Load molecules from a file, either as a file-like object or given a filename:

>>> mol = pyjess.Molecule.load("1AMY.pdb")
>>> mol[0]
Atom(serial=1, name='N', altloc=' ', residue_name='GLN', ...)

Create a Jess object storing the templates to support running queries on them. The individual templates can still be accessed by index:

>>> jess = pyjess.Jess([t1, t2])
>>> jess[0].id
'3r6v'

Run a query on the Jess object to retrieve all templates matching a Molecule, in no particular order:

>>> hits = jess.query(mol, 2, 2, 2)
>>> for hit in hits:
...     print(hit.template().id, hit.rmsd)
2om2 1.4386...
2om2 1.4877...
2om2 1.4376...
2om2 1.5284...
2om2 1.4863...
2om2 1.4369...
2om2 1.4790...
2om2 1.1414...
2om2 1.0755...
2om2 1.1973...
2om2 1.1353...
2om2 1.0711...
2om2 1.1494...

By default, a template can match a molecule in more than one way, if several sets of atoms match the geometric constraints. Use the best_match argument of query to only retrieve the best match per template:

>>> hits = jess.query(mol, 2, 2, 2, best_match=True)
>>> for hit in hits:
...     print(hit.template().id, hit.rmsd)
2om2 1.071...

References

  • Barker, J. A., & Thornton, J. M. (2003). An algorithm for constraint-based structural template matching: application to 3D templates with statistical analysis. Bioinformatics (Oxford, England), 19(13), 1644–1649. doi:10.1093/bioinformatics/btg226.
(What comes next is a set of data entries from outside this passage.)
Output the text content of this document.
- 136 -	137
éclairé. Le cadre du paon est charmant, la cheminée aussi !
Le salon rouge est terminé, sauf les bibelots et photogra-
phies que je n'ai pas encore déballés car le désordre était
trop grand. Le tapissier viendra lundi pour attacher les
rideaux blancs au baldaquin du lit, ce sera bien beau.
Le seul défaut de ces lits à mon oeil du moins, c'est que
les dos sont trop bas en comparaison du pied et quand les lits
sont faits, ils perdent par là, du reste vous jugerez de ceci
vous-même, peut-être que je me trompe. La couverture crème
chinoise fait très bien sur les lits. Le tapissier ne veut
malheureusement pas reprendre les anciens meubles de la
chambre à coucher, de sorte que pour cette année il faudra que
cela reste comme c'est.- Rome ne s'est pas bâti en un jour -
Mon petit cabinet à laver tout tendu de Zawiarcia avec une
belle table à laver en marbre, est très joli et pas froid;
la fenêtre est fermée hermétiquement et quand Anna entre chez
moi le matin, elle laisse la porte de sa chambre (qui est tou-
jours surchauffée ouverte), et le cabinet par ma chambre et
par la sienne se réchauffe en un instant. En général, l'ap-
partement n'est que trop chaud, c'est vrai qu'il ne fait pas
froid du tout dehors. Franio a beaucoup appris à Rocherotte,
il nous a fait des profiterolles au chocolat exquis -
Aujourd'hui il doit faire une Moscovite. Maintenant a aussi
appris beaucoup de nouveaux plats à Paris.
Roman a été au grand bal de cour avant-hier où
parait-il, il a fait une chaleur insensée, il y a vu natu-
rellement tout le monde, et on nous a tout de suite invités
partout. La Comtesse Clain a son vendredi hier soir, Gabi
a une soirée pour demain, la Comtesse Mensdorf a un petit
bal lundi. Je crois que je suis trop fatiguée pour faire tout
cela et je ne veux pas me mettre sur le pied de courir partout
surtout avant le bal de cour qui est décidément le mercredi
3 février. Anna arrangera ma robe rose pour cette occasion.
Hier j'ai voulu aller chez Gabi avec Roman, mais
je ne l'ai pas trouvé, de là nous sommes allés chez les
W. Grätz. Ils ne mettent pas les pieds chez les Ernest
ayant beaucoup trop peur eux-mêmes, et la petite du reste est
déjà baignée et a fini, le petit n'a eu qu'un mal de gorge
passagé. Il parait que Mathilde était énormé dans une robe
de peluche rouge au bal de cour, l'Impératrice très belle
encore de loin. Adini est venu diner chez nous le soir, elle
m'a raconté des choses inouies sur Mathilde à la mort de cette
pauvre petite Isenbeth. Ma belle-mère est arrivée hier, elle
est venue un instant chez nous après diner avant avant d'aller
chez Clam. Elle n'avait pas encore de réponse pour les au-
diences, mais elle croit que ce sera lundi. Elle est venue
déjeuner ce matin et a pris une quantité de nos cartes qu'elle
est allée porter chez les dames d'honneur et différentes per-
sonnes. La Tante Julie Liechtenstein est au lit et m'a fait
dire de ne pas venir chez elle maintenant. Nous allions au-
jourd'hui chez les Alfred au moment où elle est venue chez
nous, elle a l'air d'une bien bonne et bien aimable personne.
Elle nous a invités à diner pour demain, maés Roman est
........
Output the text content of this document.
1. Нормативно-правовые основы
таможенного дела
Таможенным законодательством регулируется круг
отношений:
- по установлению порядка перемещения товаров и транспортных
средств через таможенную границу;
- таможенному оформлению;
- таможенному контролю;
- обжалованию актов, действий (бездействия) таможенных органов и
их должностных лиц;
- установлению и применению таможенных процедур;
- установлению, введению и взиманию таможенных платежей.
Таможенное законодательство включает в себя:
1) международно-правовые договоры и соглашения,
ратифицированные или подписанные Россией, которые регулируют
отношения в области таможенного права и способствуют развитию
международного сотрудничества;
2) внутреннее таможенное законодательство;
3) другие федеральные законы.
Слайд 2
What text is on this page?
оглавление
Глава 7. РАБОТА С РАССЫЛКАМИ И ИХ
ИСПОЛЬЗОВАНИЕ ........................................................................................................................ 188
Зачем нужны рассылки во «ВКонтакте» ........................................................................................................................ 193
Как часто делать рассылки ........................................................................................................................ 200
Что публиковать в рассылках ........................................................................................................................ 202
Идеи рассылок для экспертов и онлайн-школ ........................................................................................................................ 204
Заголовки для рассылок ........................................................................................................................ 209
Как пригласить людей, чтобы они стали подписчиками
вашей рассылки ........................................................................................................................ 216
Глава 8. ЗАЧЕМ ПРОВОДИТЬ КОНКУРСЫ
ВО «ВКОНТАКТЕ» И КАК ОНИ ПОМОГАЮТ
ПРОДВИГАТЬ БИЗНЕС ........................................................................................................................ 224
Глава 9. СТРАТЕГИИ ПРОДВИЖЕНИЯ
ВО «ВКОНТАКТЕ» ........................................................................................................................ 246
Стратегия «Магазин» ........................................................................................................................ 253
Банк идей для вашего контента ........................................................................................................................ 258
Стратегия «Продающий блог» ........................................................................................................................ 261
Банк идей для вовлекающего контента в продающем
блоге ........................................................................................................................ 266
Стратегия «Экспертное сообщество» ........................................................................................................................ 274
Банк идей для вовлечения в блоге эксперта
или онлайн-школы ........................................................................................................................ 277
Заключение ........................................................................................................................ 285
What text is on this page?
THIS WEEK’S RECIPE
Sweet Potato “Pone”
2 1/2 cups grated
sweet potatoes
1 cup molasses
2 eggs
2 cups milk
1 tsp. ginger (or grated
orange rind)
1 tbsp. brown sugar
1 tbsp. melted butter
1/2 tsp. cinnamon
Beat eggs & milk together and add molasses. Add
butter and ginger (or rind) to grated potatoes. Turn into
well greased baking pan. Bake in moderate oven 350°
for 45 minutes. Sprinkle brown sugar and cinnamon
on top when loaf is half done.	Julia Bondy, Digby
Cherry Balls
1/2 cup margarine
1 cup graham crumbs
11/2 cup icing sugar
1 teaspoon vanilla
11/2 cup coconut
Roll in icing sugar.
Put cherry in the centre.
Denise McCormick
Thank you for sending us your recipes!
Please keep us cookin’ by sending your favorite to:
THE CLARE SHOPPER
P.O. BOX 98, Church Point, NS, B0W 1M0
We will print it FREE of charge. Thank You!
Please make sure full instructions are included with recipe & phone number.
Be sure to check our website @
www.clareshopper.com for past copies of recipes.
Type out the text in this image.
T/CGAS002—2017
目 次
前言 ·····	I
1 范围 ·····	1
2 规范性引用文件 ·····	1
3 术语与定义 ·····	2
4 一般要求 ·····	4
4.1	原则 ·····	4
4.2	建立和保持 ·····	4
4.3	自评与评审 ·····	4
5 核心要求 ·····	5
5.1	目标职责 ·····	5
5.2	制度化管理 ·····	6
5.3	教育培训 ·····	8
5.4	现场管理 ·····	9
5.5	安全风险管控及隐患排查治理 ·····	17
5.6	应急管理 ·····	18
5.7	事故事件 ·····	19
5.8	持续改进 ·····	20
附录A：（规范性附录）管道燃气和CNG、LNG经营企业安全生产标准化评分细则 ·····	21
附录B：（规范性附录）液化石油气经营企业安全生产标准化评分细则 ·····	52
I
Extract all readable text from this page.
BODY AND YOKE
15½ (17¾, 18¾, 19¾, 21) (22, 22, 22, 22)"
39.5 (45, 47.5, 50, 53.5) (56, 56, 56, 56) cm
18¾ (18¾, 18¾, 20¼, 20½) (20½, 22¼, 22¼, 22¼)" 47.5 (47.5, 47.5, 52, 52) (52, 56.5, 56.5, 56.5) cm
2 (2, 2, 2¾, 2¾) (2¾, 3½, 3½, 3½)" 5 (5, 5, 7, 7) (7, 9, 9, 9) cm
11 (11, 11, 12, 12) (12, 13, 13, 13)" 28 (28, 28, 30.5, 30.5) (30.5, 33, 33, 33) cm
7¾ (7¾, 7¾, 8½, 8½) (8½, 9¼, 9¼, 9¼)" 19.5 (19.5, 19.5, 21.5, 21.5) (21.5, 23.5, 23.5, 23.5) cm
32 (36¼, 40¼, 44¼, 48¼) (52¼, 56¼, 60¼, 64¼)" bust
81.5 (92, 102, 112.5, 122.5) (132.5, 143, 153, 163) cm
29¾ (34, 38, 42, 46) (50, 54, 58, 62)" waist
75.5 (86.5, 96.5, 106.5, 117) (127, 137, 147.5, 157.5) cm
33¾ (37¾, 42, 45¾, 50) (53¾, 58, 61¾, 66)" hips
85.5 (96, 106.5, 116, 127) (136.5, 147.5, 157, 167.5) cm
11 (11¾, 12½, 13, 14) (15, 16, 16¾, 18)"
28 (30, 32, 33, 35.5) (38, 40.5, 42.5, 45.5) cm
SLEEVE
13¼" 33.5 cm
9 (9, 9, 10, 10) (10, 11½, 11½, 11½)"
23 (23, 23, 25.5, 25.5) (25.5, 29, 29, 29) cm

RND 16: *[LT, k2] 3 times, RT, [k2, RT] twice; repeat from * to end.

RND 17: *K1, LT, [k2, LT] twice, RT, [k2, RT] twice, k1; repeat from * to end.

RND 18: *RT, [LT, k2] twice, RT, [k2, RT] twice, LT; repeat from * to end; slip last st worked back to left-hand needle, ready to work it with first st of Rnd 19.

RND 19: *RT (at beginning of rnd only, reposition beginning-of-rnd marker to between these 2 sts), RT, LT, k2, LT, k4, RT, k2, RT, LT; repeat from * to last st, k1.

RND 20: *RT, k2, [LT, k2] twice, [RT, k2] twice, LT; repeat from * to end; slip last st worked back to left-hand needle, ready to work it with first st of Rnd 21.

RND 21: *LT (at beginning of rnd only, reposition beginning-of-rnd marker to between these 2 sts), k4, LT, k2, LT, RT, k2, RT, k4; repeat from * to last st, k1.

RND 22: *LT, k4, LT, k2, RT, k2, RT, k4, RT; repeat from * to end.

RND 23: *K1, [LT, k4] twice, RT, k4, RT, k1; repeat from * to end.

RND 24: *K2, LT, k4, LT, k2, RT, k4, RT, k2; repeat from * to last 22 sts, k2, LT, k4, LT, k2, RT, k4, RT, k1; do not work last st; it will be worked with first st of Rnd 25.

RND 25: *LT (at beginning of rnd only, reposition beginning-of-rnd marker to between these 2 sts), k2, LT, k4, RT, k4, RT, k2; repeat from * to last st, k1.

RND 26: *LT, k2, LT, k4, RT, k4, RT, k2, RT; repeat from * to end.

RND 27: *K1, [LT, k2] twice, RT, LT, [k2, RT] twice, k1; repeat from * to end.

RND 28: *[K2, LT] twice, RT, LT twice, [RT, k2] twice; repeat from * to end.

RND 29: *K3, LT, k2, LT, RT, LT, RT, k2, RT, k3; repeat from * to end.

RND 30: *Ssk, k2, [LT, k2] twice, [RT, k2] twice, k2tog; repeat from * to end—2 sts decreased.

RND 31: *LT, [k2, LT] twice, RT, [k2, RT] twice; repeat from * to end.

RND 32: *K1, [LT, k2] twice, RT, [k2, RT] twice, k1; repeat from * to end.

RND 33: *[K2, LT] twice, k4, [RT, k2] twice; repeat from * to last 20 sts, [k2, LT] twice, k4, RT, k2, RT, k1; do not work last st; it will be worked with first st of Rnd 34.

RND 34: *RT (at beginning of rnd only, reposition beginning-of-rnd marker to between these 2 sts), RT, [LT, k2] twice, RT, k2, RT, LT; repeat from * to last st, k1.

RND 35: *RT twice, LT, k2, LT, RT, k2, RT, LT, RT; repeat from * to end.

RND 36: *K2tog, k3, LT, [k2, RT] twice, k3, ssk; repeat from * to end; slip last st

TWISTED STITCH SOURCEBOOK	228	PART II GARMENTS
  • Wallace, A. C., Borkakoti, N., & Thornton, J. M. (1997). TESS: a geometric hashing algorithm for deriving 3D coordinate templates for searching structural databases. Application to enzyme active sites. Protein science : a publication of the Protein Society, 6(11), 2308–2323. doi:10.1002/pro.5560061104.

Molecule#

pyjess.Atom

A single atom in a molecule.

pyjess.Molecule

A molecule structure, as a sequence of Atom objects.

Template#

pyjess.TemplateAtom

A single template atom.

pyjess.Template

A template, as a sequence of TemplateAtom objects.

Jess#

pyjess.Query

A query over templates with a given molecule.

pyjess.Hit

A hit identified between a query molecule and a target template.

pyjess.Jess

A handle to run Jess over a list of templates.